After he left I was handed a letter he had written to me. It was a beautiful letter. He gave me his father’s name and address, which was his home base, and asked me to get in touch with
him. I never did. Perhaps it was discretion on my part, but more likely shyness. I still couldn’t understand why, out of all the women Bill had met, he had chosen me.

That afternoon after our lunch together he left me at the door of the office. I don’t think we even said goodbye. Then, with a smile and a wave, his hand raised to his maroon beret in a
final salute, he leapt on a bus. It was the last time I saw him. I was left with a little cameo of a perfect love. Perfect, perhaps, because it had been so brief.

But that was life during the war. One took the rough with the smooth, eagerly grasping happiness with both hands. We lived the fragile moments to the full . . . and hoped for the best. It was all
we could do. And, should our worst fears be realized, we picked up the pieces and carried on.

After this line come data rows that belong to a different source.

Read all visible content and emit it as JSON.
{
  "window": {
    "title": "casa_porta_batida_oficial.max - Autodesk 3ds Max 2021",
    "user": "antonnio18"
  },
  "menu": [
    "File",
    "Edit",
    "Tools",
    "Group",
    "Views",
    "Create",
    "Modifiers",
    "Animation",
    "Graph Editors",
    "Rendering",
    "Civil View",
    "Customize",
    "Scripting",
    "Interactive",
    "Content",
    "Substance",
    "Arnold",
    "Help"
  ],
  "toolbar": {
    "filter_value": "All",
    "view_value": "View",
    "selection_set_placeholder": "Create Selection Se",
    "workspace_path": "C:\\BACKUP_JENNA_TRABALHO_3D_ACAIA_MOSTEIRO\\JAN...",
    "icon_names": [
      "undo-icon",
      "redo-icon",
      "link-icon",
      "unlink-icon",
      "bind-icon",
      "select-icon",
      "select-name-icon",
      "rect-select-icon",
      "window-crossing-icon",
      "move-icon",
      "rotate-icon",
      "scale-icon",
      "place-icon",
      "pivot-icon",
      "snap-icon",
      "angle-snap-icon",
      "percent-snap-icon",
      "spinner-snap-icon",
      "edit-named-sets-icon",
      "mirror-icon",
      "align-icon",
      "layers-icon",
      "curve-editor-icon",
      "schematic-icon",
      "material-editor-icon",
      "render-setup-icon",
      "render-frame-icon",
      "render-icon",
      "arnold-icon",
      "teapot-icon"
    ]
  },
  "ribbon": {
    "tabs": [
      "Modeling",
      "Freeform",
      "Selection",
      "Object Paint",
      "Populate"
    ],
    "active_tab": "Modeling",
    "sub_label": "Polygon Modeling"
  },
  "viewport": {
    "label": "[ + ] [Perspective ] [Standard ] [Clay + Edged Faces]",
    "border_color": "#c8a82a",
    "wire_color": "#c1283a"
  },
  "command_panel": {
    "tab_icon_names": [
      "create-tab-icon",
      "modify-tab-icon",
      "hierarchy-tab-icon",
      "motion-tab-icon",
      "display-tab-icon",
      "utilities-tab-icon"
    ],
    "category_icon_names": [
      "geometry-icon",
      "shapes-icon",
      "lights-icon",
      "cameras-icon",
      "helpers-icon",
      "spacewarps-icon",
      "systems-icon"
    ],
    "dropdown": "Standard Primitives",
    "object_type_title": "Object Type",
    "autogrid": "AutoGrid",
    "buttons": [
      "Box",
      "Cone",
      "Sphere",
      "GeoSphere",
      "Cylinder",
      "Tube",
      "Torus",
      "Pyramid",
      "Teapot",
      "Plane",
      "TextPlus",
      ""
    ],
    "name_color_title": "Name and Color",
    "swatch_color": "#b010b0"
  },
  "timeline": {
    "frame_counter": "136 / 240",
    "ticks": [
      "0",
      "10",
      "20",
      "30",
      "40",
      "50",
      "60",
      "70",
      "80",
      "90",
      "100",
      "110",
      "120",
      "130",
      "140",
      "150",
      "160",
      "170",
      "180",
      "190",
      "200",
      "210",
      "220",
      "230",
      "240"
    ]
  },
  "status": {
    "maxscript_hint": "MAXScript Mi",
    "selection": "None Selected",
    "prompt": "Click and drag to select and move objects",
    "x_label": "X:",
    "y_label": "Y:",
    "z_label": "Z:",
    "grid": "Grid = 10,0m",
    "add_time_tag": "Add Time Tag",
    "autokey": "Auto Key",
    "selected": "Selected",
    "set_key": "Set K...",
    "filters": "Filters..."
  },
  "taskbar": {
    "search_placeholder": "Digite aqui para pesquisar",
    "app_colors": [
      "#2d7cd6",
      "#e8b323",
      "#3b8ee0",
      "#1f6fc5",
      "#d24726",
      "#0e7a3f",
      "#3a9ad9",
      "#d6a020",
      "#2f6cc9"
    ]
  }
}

Some of my friends married when their future husbands in the Armed Forces were on embarkation leave, about to sail to an ‘unknown destination, either the Middle or Far East. And that was
hard. Five days was the most anyone in the Armed Forces could hope for as marriage leave; often it was only three. To have to part from your young husband after such a brief spell, knowing that it
would be a very long time, probably not until the war ended, before you would meet again, was heartbreaking. But those brides had the consolation of knowing that, although far from home, their
husbands would not be alone. They would be travelling with friends in their regiment, or squadron, or on board ship, comrades who would often be in the same situation as themselves. The wives left
behind could track their husbands’ journeys by listening to the BBC’s bulletins or watching the Gaumont British newsreels which usually went out several times a day before every cinema
programme. And once their husbands arrived at their ‘unknown destination, the destination became known, and they could follow the regiment’s or the ship’s movements through these
same news channels. They could write to them, giving them family news, telling them how much they loved them, how much they missed them, knowing that the letters would be delivered. And hopefully
they themselves would receive letters in return. They might not arrive very frequently, and often only in batches, and would certainly be censored, but at least there would be some communication.
They were not completely cut off.

The anguish they felt at parting was acute, but it was different from that of a woman who married an agent, because, once he had left, and been infiltrated into enemy-occupied territory, all
communication between them ceased. He went alone, cut off from all he held dear.